Bisnis Sianida Ilegal Terbongkar, Dipasok ke Penambang Emas Ilegal di Berbagai Daerah
Pada Selasa, 30 Juni 2026, Direktorat Tindak Pidana Ekonomi Khusus (Dittipideksus) Bareskrim Polri berhasil membongkar bisnis gelap peredaran sodium sianida yang digunakan oleh penambang emas tanpa izin (PETI). Tidak tanggung-tanggung, total transaksi mencapai Rp769,9 miliar dengan peredaran barang mencapai 840,1 ton selama dua tahun terakhir.
Direktur Tindak Pidana Ekonomi Khusus Bareskrim Polri, Brigadir Jenderal Polisi Ade Safri Simanjuntak, menyatakan bahwa jaringan ini diduga telah mendistribusikan 16.802 drum sodium sianida secara ilegal dari tahun 2024 hingga 2026 ke sejumlah lokasi yang menjadi pusat aktivitas penambangan emas ilegal.
Volume Peredaran Besar dan Terorganisir
Penyidik menemukan bahwa jalur distribusi terbesar berasal dari Kebon Jeruk, Jakarta Barat, di mana sekitar 16.357 drum sianida senilai Rp749,31 miliar diduga telah dipasarkan sejak tahun 2024. Selain itu, ada tersangka lain seperti DW di Kalideres, Jakarta Barat, yang diduga terlibat dalam perdagangan ini selama sekitar 18 bulan sejak November 2024 dengan 270 drum sianida senilai Rp13,1 miliar, serta tersangka S alias U di Pondok Gede, Bekasi, yang memulai bisnisnya sejak Desember 2025 dengan menjual 175 drum sianida senilai Rp8,4 miliar.
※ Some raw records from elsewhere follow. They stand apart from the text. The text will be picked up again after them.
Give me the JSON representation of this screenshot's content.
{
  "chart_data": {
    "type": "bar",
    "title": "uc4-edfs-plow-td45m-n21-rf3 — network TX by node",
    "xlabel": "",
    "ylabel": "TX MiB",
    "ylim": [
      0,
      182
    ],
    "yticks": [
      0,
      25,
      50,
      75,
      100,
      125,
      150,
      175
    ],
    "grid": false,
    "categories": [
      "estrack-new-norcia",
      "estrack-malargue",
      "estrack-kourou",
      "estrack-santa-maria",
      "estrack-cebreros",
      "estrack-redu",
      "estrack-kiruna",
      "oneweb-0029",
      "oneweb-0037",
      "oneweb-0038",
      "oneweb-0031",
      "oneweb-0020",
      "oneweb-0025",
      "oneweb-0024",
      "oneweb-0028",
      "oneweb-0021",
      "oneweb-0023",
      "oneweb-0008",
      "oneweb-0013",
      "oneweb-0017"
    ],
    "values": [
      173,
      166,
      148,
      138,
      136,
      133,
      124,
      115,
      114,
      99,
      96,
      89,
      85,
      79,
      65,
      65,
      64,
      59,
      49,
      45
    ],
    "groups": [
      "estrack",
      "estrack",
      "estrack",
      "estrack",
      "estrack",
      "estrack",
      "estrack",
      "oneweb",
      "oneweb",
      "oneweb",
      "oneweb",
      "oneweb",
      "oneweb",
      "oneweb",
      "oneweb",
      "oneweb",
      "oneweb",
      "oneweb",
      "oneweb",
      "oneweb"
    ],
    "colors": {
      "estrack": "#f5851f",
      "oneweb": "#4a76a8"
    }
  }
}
Ade Safri menekankan bahwa pola bisnis ini tidak hanya sekedar kegiatan insidental, melainkan telah terstruktur dan berkesinambungan. Untuk mengungkap seluruh jaringan distribusi dan mengikuti aliran dana hasil perdagangan sodium sianida, Bareskrim Polri bekerja sama dengan PPATK dalam melakukan penyelidikan lebih lanjut.
Melalui penelusuran transaksi keuangan, diharapkan dapat terungkap kemungkinan adanya pihak lain yang turut serta dalam kegiatan ilegal ini. Penyidikan juga diarahkan untuk mengungkap kemungkinan adanya jaringan terorganisir yang memperoleh keuntungan dari perdagangan bahan kimia berbahaya tersebut.